If you happen to be in the West Country on 19th September, you must remember to adjust your accent accordingly as the 19th is International Talk Like a Pirate Day and as so many of Britain’s famous pirates hailed from the South West, our accent has become synonymous with the pirates of film and television.

Once you’ve added “ahoy” and “arrrgh” to your vocabulary, tipped your hat and headed to the coast, you might want to learn a bit more about the history of piracy in and around North Devon.

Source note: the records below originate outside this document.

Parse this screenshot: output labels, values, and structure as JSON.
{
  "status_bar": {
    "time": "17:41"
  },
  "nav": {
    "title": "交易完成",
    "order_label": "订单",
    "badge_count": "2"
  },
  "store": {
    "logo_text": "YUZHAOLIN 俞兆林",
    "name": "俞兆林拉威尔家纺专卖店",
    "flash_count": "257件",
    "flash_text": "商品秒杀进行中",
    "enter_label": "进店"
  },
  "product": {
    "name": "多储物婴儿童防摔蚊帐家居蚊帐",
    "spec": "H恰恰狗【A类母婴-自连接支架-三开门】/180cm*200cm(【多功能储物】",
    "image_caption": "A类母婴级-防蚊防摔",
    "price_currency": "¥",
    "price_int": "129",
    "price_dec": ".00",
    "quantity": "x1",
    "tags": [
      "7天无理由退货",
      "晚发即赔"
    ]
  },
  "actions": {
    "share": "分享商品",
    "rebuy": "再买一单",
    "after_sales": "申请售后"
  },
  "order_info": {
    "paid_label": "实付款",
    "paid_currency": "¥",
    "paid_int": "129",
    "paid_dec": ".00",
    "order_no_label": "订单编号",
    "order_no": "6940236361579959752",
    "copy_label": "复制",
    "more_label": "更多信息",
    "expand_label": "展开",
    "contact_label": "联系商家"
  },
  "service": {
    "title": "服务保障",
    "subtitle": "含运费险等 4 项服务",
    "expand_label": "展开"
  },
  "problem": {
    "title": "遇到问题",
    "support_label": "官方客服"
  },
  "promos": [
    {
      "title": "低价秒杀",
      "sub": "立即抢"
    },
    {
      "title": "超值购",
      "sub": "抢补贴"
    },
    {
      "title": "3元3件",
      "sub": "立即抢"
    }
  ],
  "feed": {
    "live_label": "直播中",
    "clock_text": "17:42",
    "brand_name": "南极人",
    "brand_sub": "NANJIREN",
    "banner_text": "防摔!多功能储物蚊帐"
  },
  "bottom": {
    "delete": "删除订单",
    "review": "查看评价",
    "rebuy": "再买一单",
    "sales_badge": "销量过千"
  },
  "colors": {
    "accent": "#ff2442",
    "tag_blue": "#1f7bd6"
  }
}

Like much of the coast, pirate raids and smuggling was rife and in North Devon, with its rugged coastline, there was a history of wreckers – people who would deliberately lure ships into the cliffs, causing a crash so that they could loot whatever they could find. Here are some of the locations in North Devon where you can find out more about pirates and smugglers this International Talk Like a Pirate Day.


As North Devon’s premier town, there is a lot of history to be uncovered here. During the 1700s, the town’s Custom House staff had their work cut out for them, especially with the amount of piracy and illegal imports and exports going on at the surrounding docks. At the height of the Golden Age of Piracy, pirates were considered to be heroes, so the staff were treated like villains when they handed out punishments, but when the pirates and smugglers started to cause problems for the locals, they were deemed to be too lax in their justice.

At one time, Barnstaple was the centre of a corn smuggling enterprise – we know, scandalous!


Clovelly is a great place to visit to learn more about the region’s history as it is mostly untouched and has retained much of its original charm. Back in the day it was a well known smuggling spot because of the naturally protected harbour and the various caves that lined the rugged coastline. Many of these caves that were used by smugglers to store goods before being sold on can still be seen today if you walk along the shore towards the harbour.


Another area with a harbour, Ilfracombe naturally became a hot spot for smuggling, looters and pirates. In fact, many of the place names in and around the town hark back to these days, for example, Brandy Cove, which was known for brandy smuggling and Samson’s Bay, which was named after a particularly infamous smuggler.

Lundy Island

Perhaps the most famous pirate location in the North Devon area is Lundy Island, which at one point was even known to have a pirate king. Its position in the Bristol Channel made it a great base for anyone wanting to attack ships as they came in and out of port. Pirate hunters were sent out by the government to try and solve the problem, but it persisted until the end of the Golden Age of Piracy.